COLUMNS

A changing of the guard in Gainesville and beyond

Staff Writer
The Gainesville Sun
David Arreola addresses supporters in March evening after his upset Gainesville City Commission victory. [File photo]

“Youth is wasted on the young,” George Bernard Shaw famously wrote.

He may have been right. But, really, by now we’ve left them with so little to build on that begrudging youth their years seems churlish.

Last year, on the heels on the Great Trump Triumph, I wrote a column apologizing to my millennial children for all the dirty tricks my generation has played on theirs.

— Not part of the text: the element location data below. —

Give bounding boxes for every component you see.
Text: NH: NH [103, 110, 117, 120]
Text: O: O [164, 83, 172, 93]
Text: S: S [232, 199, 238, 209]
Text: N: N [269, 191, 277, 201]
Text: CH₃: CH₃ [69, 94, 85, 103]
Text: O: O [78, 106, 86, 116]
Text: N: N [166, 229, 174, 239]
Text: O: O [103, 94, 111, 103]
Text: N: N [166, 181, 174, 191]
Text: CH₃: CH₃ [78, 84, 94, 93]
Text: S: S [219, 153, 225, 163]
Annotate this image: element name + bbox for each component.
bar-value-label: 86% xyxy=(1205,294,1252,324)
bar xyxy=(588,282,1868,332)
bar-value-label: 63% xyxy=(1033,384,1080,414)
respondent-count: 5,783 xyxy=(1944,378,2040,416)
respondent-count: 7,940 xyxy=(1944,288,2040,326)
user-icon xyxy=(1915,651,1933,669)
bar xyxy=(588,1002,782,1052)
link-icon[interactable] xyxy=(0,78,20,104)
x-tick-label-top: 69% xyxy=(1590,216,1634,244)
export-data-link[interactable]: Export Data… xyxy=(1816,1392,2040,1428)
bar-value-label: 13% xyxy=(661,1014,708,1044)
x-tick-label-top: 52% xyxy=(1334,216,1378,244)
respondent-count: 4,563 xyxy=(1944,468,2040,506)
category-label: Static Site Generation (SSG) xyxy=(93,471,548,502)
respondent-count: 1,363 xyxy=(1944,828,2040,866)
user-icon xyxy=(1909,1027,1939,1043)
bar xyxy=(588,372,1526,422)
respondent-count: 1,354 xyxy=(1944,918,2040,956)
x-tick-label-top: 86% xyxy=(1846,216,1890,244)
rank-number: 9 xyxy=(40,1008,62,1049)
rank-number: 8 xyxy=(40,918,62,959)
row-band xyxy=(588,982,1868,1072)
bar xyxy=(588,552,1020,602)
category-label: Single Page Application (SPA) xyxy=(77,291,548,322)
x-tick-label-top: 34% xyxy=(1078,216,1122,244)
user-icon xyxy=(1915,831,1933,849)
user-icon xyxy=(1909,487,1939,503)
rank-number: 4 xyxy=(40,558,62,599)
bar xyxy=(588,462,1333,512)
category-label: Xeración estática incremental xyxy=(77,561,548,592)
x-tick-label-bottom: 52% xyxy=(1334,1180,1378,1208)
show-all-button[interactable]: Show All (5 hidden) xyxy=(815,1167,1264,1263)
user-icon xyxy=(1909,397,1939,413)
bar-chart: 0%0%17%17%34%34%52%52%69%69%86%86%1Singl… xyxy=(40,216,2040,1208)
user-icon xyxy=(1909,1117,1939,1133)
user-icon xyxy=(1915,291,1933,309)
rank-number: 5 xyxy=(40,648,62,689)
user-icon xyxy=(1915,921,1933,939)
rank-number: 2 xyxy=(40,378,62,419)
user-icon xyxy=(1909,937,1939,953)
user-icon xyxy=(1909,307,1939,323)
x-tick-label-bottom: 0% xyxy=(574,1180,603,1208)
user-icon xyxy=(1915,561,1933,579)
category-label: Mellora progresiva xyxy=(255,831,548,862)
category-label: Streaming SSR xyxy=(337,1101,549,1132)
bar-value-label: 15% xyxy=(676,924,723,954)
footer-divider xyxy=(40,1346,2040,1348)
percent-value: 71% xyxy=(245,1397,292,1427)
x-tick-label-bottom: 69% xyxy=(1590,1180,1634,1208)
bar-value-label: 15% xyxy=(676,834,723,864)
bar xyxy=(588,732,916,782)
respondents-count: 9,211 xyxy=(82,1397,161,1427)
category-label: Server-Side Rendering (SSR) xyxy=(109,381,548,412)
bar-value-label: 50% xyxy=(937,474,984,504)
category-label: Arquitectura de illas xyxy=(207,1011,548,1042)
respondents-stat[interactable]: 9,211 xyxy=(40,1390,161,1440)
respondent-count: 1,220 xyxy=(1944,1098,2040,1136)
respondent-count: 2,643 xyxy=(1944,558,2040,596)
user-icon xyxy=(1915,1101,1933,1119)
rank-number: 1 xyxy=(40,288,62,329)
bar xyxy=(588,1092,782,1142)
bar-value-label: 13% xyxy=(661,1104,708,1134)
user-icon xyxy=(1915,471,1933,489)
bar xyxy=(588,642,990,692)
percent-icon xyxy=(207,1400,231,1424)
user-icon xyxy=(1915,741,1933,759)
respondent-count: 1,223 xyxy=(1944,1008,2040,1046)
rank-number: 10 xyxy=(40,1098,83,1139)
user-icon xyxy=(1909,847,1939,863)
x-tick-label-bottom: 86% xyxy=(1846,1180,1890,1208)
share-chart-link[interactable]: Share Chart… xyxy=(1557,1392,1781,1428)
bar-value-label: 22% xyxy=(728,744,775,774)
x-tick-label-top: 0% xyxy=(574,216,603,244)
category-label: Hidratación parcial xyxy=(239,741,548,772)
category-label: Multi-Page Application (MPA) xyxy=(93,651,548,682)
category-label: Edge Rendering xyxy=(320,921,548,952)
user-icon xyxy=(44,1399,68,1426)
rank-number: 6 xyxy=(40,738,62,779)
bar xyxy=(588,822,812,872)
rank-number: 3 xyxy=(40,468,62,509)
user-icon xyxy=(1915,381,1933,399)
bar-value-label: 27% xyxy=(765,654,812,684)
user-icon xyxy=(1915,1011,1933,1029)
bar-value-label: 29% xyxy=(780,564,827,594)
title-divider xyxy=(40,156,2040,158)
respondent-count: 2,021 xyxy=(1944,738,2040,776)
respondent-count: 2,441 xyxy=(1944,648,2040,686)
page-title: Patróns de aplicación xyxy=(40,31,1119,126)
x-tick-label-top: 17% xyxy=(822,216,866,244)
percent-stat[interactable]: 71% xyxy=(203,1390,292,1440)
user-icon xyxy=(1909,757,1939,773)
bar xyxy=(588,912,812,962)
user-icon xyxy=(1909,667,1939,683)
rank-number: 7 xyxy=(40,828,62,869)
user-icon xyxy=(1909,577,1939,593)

We crushed millennials with college debt. Left them a job market where wage growth is non-existent and benefits a joke. Our Great Tax Swindle will take away their health care and  home ownership prospects.

Oh, and that nuclear warhead of a deficit we just launched: You’re welcome.

“They call us coastal elites,” my son, Andrew, once told me over dinner in San Francisco, where he works in the start-up world and pays usurious rent for the privilege. “But most of us are two paychecks away from being homeless.”

Happy New Year, millennials. But don’t dwell on the past. We’re just a hiccup away from 2018, and this may be your year.

Yours is now the largest generation in American history. You have the numbers, which means you have the power. If you have the will.

Run, millennials, run.

And not just for Congress. Run for the legislature, the city and county commission, and the school board.

Run as if your future depended on it.

Run For Something (www.runforsomething.net) is a progressive organization that, since Trump’s inauguration, has been recruiting under 40-somethings to run for office. About 15,000 potential candidates have signed up so far.

If there ever was a year set up to be a political game changer, this is surely it.

Assuming enough millennials take an interest, get involved, go to work and vote.

And run.

Up until now, they haven’t been so inclined.

“I won the Young Democrat Of The Year award in 2014, partly because there weren’t a lot of other young Democrats around,” recalls Bryan Eastman, co-founder of the Gainesville political consulting firm Everblue Communications.

Now, he said, “a lot of young people are deciding to run for office because of Donald Trump. We started our firm because of Donald Trump.”

As it turns out, Gainesville is fertile ground upon which to launch a young political career. Always had been.

Doyle Conner, the late, longtime Florida Agriculture Commissioner, was in his early 20s and still a University of Florida student in 1950 when he was elected to the Florida House.

Closer to home, Perry McGriff, Pegeen Hanrahan, David Coffey, Thomas Hawkins, Jeanna Mastrodicasa and, most recently, Adrian Hayes-Santos and David Arreola were all in their 20s or 30s when they were elected to the City Commission.

Few expected Arreola, 26, to come out of nowhere and beat an incumbent who seemingly had a lock on a reelection. But he did, mostly by running an energetic, knock-on-every-door campaign.

“Part of my inspiration was to set an example for other young people,” he said. “Not only to show that we can be the change we want to see, but also to show older generations that young people are ready to rise to the challenge.”

And he did. Some 85 percent of city voters were 45 or older when he ran, and more than 48 percent were 65 or older.

“He talked to voters about things that mattered to them, and I think they were excited to see a young, fresh face,” said Eastman.

It isn’t hard to imagine Gainesville on the cusp of a generational changing of the guard. “It goes beyond just politics,” Arreola said. “You are seeing younger people in Gainesville taking the lead in business, non-profits and government.

He adds, “I think politics is the great last undiscovered country for the millennial generation.”

After the dirty tricks my generation has played on his, I surely hope they discover it soon.

Ron Cunningham is former editorial page editor of The Sun.